Hello, dear friend, you can consult us at any time if you have any questions, add WeChat: THEend8_
The STAT GU4206/GR5206 Midterm is open notes, open book(s), open computer and online resources are
allowed. Students are required to be physically present during the exam. The TA/instructor will be available
to answer questions during the exam. Students are not allowed to communicate with any other people
regarding the exam with the exception of the instructor (Gabriel Young) and course TAs. This includes
emailing fellow students, using WeChat and other similar forms of communication. If there is any suspicion of
one or more students cheating, further investigation will take place. If students do not follow the guidelines,
they will receive a zero on the exam and potentially face more severe consequences.
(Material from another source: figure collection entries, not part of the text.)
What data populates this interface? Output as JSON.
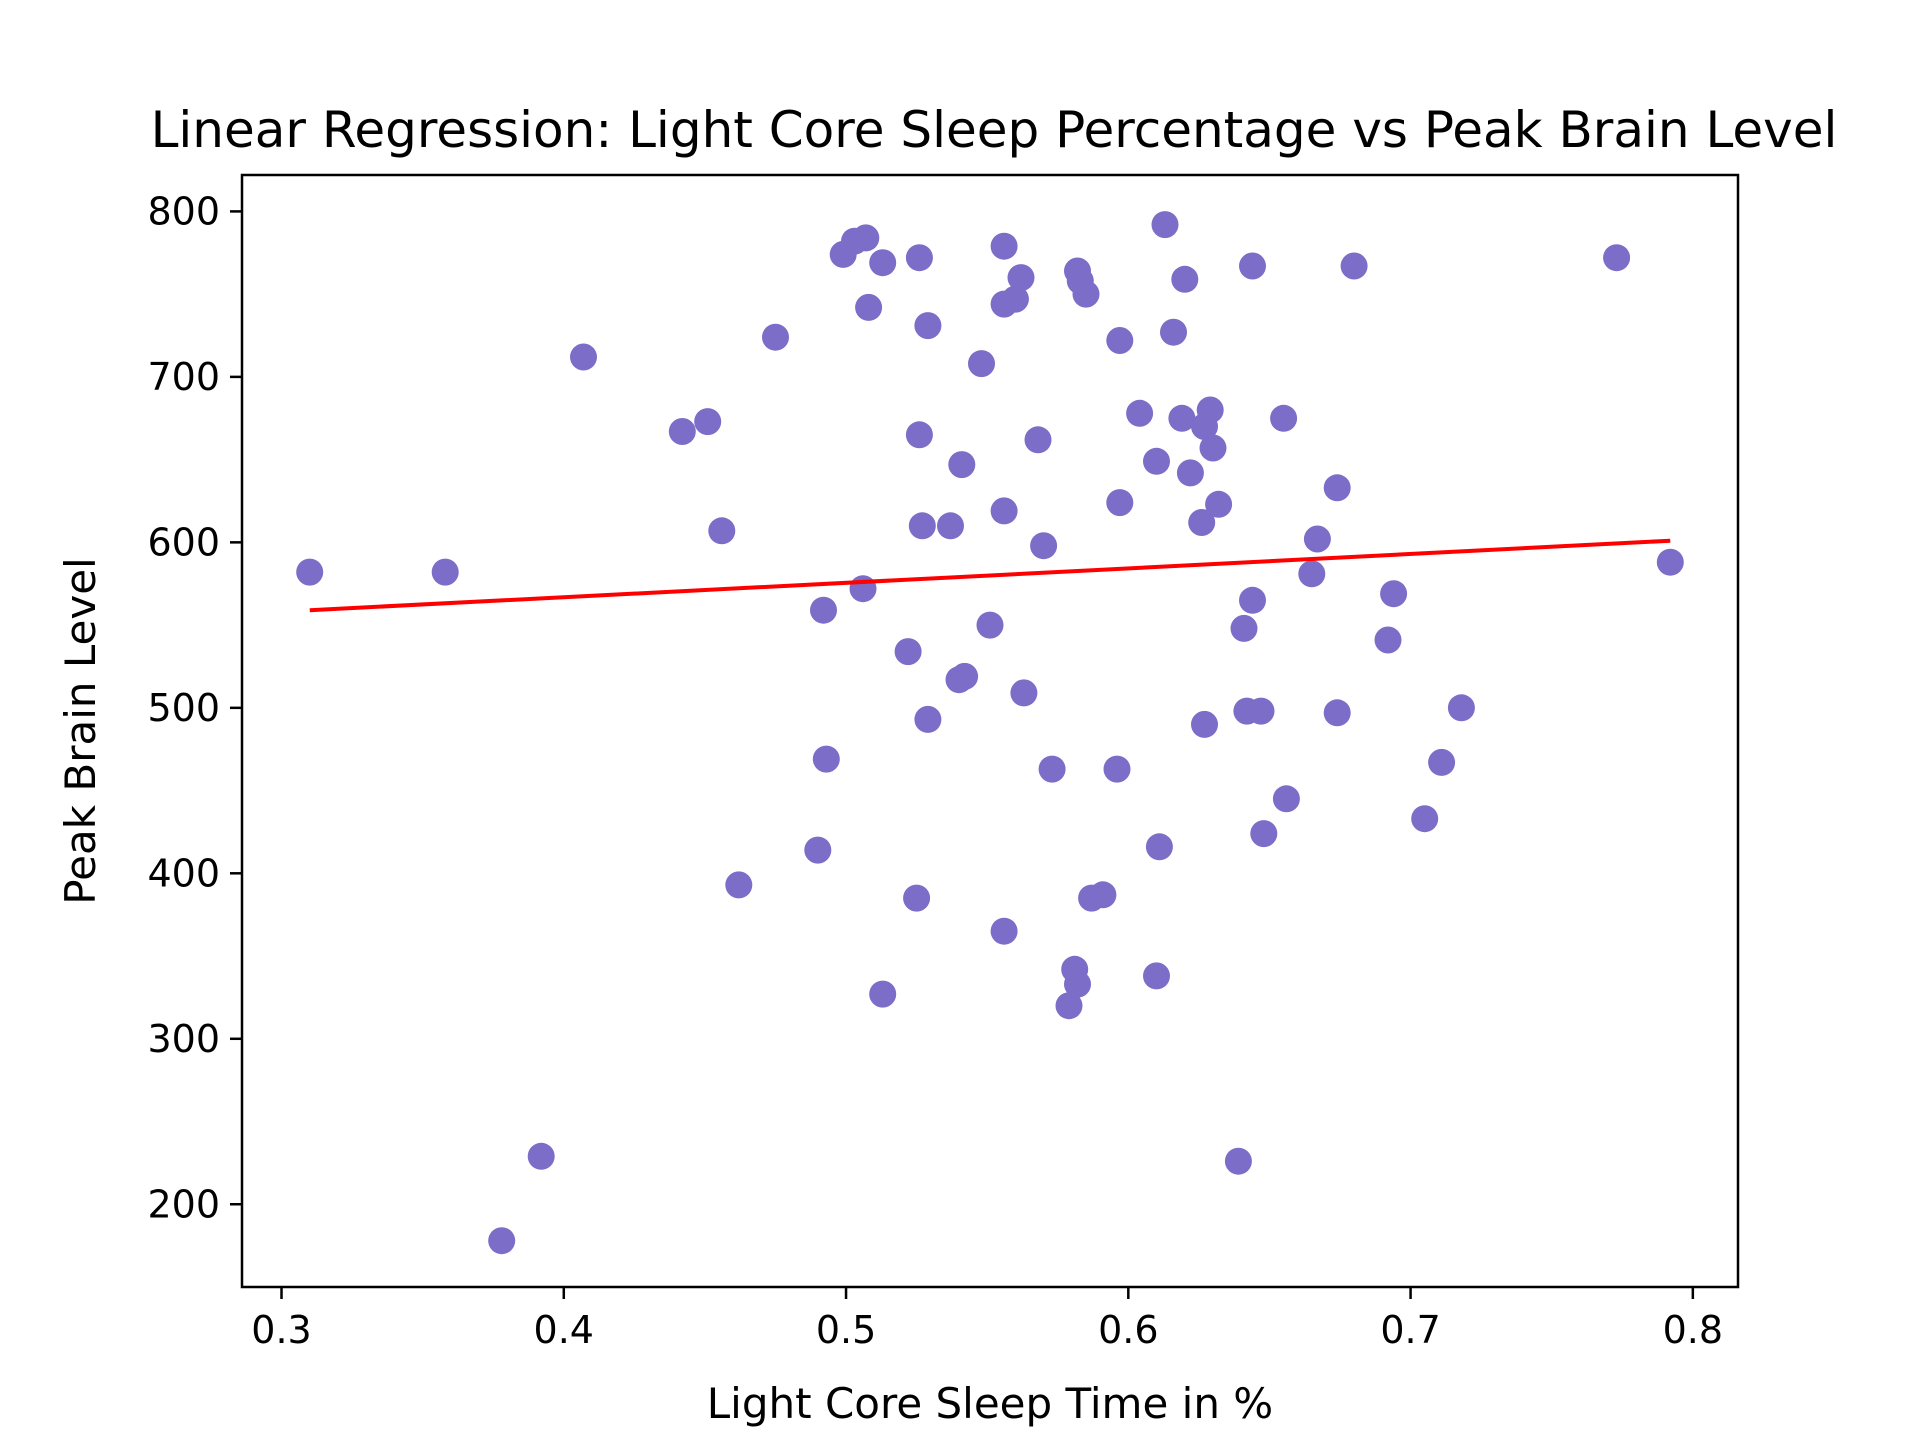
{
  "chart_data": {
    "type": "scatter",
    "title": "Linear Regression: Light Core Sleep Percentage vs Peak Brain Level",
    "xlabel": "Light Core Sleep Time in %",
    "ylabel": "Peak Brain Level",
    "xlim": [
      0.286,
      0.816
    ],
    "ylim": [
      150,
      822
    ],
    "grid": false,
    "xticks": [
      0.3,
      0.4,
      0.5,
      0.6,
      0.7,
      0.8
    ],
    "xtick_labels": [
      "0.3",
      "0.4",
      "0.5",
      "0.6",
      "0.7",
      "0.8"
    ],
    "yticks": [
      200,
      300,
      400,
      500,
      600,
      700,
      800
    ],
    "ytick_labels": [
      "200",
      "300",
      "400",
      "500",
      "600",
      "700",
      "800"
    ],
    "colors": {
      "points": "#7b6dc8",
      "regression_line": "#ff0000"
    },
    "regression_line": {
      "x": [
        0.31,
        0.792
      ],
      "y": [
        559,
        601
      ]
    },
    "series": [
      {
        "x": [
          0.31,
          0.358,
          0.378,
          0.392,
          0.407,
          0.442,
          0.451,
          0.456,
          0.462,
          0.475,
          0.49,
          0.492,
          0.493,
          0.499,
          0.503,
          0.506,
          0.507,
          0.508,
          0.513,
          0.513,
          0.522,
          0.525,
          0.526,
          0.526,
          0.527,
          0.529,
          0.529,
          0.537,
          0.54,
          0.541,
          0.542,
          0.548,
          0.551,
          0.556,
          0.556,
          0.556,
          0.556,
          0.56,
          0.562,
          0.563,
          0.568,
          0.57,
          0.573,
          0.579,
          0.581,
          0.582,
          0.582,
          0.583,
          0.585,
          0.587,
          0.591,
          0.596,
          0.597,
          0.597,
          0.604,
          0.61,
          0.61,
          0.611,
          0.613,
          0.616,
          0.619,
          0.62,
          0.622,
          0.626,
          0.627,
          0.627,
          0.629,
          0.63,
          0.632,
          0.639,
          0.641,
          0.642,
          0.644,
          0.644,
          0.647,
          0.648,
          0.655,
          0.656,
          0.665,
          0.667,
          0.674,
          0.674,
          0.68,
          0.692,
          0.694,
          0.705,
          0.711,
          0.718,
          0.773,
          0.792
        ],
        "y": [
          582,
          582,
          178,
          229,
          712,
          667,
          673,
          607,
          393,
          724,
          414,
          559,
          469,
          774,
          782,
          572,
          784,
          742,
          769,
          327,
          534,
          385,
          665,
          772,
          610,
          731,
          493,
          610,
          517,
          647,
          519,
          708,
          550,
          365,
          619,
          744,
          779,
          747,
          760,
          509,
          662,
          598,
          463,
          320,
          342,
          764,
          333,
          758,
          750,
          385,
          387,
          463,
          624,
          722,
          678,
          649,
          338,
          416,
          792,
          727,
          675,
          759,
          642,
          612,
          670,
          490,
          680,
          657,
          623,
          226,
          548,
          498,
          565,
          767,
          498,
          424,
          675,
          445,
          581,
          602,
          633,
          497,
          767,
          541,
          569,
          433,
          467,
          500,
          772,
          588
        ]
      }
    ]
  }
}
The exam will be posted
on Canvas at 10:05AM. Students are required to submit both the .pdf (or .html) and .Rmd files on Canvas by
12:40AM. If students fail to knit the pdf or html file, the TA will take off a significant portion of the grade.
Students will also be significantly penalized for late exams. If for some reason you are unable to upload the
completed exam on Canvas by 12:40PM, then immediately email markdown file to the course TA.
Important: If you have a bug in your code then RMarkdown will not knit. I highly recommend that you
comment out any non-working code. That way your file will knit and you will not be penalized for only
uploading the Rmd file.
1
Part I - Character data and regular expressions
Consider the following toy dataset strings_data.csv. This dataset has 461 rows (or length 461 using
readLines) and consists of random character strings.
char_data <- readLines("strings_data.csv")
head(char_data,8)
## [1] "\"strings\""
## [2] "\"rmJgFZUGKsBlvmuUOuWnFUyziiyWEEhiRROlJJXRXxOwp\""
## [3] "\"bacUqblSKDopCEAYWdgD\""
## [4] "\"qsPuSJdkmv\""
## [5] "\"RXAnEoHlliMllHMPFTcv\""
## [6] "\"SBolTFf0.2nMoQ9.454lKlgjQZGroup_IOMLFgXj\""
## [7] "\"rtoMgy0.36bRrnA9.454goQIJGroup_IMCRp\""
## [8] "\"CqdniznveOdQRhMyctjUEULimqmQjV\""
length(char_data)
## [1] 461
Among the 461 cases, several rows contain numeric digits and a specific string of the form “Group_Letter”,
where “Letter”" is a single uppercase letter. For example, the 6th element contains the symbols
“0.2”,“9.454”,“Group_I”.
char_data[6]
## [1] "\"SBolTFf0.2nMoQ9.454lKlgjQZGroup_IOMLFgXj\""
c("0.2","9.454","Group_I")
## [1] "0.2" "9.454" "Group_I"
Problem 1
Your task is to extract the numeric digits and the group variable from this character string vector. Notes:
1. The first number x is a single digit followed by a period and at least one digit. There are a few cases
where the first number is only a single digit without a period.
2. The second number y is one or two digits followed by a period and at least one digit. Note that the
second number can be negative or positive.